My still stature and the fact that I didn’t scream encouraged the guy to lean in and say *hey hot mama*
I look to my so called friend for help and see her doubled over in laughter.
I look back at the guy now surrounded by his friends and just glare as I wipe my neck
Fire must have been burning in my eyes because without having to open my mouth to let loose such profanity it would make any fine upholding person blush he began to creep away .. I guess looking for his next victim.


Gone are the days when a guy hits on you asking what your star sign is … gone are the days where you get the look up and down with a *how you doin* … no … the Indian boys at the Elephant and Wheelbarrow go around licking girls necks and hoping for a positive reaction.

Saturday, 3 March 2012

The day my superhero status was defined

Once upon a time there was an Aussie, a Kiwi and a Swede and they all walked into a bar ... no wait, that's the start of a bad joke.
Lets start again.
Once upon a time there was an awesome Aussie girl names Pinko who became friends with  a Kiwi (El Crumbo) and a Swede (the person variety not the vegetable kind).  They did lots of fun things together like watch Finding Nemo, introducing me to salted candy and hanging out chatting (not stalking) as El Crumbo worked in the most dodgy of phone stores.
One day after I had come home from a trip to the movies and was settling in for a Sunday evening of pizza eating and tv watching I get an SOS message from El Crumbo.  It came in the form of a msn message although she could have set off the bat symbol in the sky ... anything is possible and nothing is ruled out.
Some mofo tag team had stolen her wallet as she was working and not only run away with her money but also her bus ticket and her prized photo of the Swede and her favorite little green wallet.


Mofo
El Crumbo was very very sad
Her favorite Swede turned up to try and make her happy
But she was still sad, and still stranded at Southland without her wallet, without her money and without a ride home ....
or so she thought
Pinko had jumped into her beast of a car named E and was chugging her way to Southland.  When a superhero hears their call ... they dont dilly dally around.
I parked E safely and rushed with lightening speed through Southland.  
But that's when heroness stood its toughest test.  
In between the two levels of escalators stood a barrier.
I had to get down there.  I had to go down the escalator to the bottom floor or otherwise my rescue would be a fail. Without thinking it through i leaped over the barrier in a single bound ...

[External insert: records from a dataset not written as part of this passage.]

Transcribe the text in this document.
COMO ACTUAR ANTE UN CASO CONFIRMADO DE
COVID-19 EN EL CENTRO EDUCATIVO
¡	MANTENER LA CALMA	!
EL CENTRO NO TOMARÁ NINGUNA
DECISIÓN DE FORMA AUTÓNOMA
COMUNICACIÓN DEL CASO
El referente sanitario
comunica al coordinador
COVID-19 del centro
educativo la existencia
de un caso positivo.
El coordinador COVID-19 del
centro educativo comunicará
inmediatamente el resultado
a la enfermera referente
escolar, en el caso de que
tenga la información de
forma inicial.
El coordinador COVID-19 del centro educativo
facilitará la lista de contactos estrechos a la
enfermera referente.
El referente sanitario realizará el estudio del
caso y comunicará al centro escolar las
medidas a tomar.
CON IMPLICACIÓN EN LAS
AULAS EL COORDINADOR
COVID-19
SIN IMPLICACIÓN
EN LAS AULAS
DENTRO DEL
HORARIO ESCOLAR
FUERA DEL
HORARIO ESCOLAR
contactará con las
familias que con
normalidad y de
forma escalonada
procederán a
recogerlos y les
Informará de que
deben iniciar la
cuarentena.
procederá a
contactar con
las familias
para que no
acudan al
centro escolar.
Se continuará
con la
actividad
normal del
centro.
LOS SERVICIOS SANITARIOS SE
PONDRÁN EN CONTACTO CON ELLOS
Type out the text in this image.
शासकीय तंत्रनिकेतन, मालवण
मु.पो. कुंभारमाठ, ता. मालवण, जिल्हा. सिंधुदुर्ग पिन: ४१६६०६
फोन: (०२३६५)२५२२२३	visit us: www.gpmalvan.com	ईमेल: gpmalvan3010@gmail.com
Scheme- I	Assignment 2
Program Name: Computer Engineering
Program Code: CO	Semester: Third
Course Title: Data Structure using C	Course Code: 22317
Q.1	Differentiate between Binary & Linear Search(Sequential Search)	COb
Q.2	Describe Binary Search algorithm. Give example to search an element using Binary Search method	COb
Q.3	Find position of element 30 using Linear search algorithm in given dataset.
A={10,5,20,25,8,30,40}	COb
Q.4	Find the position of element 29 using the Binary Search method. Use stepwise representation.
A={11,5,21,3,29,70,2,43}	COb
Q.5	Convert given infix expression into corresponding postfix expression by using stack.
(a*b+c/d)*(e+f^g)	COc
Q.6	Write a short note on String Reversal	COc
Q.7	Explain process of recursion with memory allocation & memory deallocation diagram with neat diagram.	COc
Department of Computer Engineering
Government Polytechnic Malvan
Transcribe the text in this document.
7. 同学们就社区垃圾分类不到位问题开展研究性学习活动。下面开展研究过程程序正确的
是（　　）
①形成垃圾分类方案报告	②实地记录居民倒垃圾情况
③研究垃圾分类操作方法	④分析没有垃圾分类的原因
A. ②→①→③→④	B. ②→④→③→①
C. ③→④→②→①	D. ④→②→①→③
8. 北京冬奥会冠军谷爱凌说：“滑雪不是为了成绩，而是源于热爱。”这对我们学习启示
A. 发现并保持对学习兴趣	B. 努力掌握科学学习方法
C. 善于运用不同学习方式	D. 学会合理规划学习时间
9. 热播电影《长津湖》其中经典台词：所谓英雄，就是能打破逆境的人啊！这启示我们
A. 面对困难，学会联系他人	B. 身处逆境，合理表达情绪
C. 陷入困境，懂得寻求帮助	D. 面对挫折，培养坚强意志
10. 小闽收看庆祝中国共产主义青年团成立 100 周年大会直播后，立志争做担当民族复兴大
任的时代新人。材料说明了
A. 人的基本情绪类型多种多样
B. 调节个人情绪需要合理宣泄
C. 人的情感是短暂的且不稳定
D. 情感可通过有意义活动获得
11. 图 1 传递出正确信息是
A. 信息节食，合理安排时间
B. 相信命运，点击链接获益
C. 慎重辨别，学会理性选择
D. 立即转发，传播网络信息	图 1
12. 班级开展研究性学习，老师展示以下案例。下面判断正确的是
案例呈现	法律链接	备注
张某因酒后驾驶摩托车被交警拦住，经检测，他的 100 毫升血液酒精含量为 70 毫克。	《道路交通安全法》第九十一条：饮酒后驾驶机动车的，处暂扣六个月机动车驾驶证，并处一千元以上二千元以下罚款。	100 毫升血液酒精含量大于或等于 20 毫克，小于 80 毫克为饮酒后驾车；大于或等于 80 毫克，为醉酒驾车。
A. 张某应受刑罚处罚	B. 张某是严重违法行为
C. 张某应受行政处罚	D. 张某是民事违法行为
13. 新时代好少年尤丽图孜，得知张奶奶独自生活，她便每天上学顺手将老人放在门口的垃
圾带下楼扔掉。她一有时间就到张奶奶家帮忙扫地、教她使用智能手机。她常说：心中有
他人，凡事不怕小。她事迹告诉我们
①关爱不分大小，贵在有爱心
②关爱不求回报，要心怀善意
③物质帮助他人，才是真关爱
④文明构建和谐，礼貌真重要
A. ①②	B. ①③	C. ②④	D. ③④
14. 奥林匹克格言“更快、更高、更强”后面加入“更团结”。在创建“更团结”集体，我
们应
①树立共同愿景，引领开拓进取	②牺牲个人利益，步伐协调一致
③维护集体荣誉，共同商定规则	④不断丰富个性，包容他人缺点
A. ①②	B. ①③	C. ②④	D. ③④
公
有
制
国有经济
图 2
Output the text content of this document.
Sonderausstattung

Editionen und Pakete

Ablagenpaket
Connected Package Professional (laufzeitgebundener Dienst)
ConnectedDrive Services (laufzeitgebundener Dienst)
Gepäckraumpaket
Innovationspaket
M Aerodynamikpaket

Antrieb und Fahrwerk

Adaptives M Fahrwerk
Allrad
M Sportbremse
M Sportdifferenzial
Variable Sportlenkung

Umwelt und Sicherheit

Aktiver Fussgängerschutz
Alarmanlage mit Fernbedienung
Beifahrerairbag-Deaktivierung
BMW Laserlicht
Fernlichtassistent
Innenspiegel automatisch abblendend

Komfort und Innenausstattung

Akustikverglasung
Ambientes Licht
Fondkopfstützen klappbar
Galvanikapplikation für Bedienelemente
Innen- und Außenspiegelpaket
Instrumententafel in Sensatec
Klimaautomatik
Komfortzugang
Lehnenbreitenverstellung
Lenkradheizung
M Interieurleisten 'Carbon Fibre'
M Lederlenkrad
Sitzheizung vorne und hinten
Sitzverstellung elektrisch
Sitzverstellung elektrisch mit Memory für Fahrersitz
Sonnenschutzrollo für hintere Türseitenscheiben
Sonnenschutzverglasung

and ran on down to see El Crumbo and the Swede ... they were beyond happy
well ... ok, maybe it more looked like this
With one foot on the going up escalator and one foot on the going down and my goodie parts resting on the barrier it felt like imminent death ... or a nasty rogering.


But I survived ... and E and I drove El Crumbo and the Swede home where she cooked a yummy dinner for her hero who risked her jibblets in jumping over barriers to save her and her Swede.
I shall now forever be - Pinko Bo Binko. Superhero.